Mohamed Haythem Abid
- Country (sports): Tunisia
- Residence: Los Angeles, California, U.S.
- Born: 17 July 1985 (age 41) Tunis, Tunisia
- Height: 1.88 m (6 ft 2 in)
- Plays: Left-handed (two-handed-backhand)
- Prize money: $45,060

Singles
- Career record: 1–9
- Highest ranking: No. 360 (12 April 2010)

Grand Slam singles results
- French Open Junior: 2R (2003)
- Wimbledon Junior: 2R (2003)
- US Open Junior: 1R (2002)

Doubles
- Career record: 1–3
- Highest ranking: No. 668 (7 June 2010)

Grand Slam doubles results
- French Open Junior: 1R (2003)
- Wimbledon Junior: 1R (2003)
- US Open Junior: 1R (2002)

Medal record
African Games
| Silver medal – second place | 2007 Algiers | Singles |
| Silver medal – second place | 2007 Algiers | Doubles |
Mediterranean Games
| Silver medal – second place | 2013 Mersin | Doubles |

= Haythem Abid =

Tunisian tennis player (born 1985)

Mohamed Haythem Abid (born 17 July 1985) is a retired professional Tunisian tennis player.

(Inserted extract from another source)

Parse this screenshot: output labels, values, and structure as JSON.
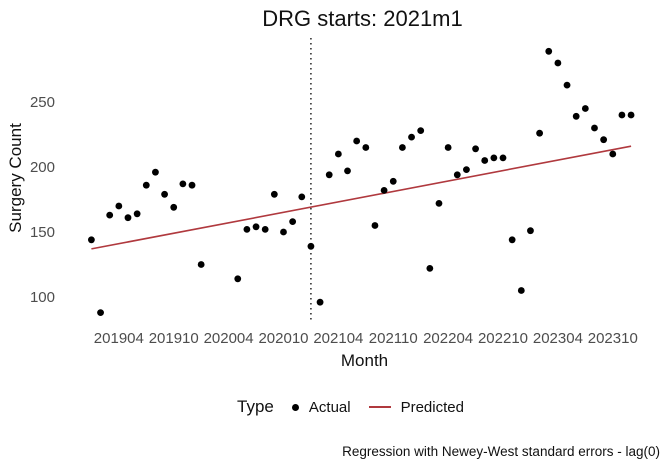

Representing his country internationally, he played in thirty-seven Davis Cup ties, and won a silver medal at the 2013 Mediterranean Games partnering with Malek Jaziri.

As a junior, Abid reached as high as No. 19 in the world, and spent four years at the Bruguera Academy in Barcelona, Spain. He defeated future world No. 5 Kevin Anderson at the 2003 African Closed Junior Championship.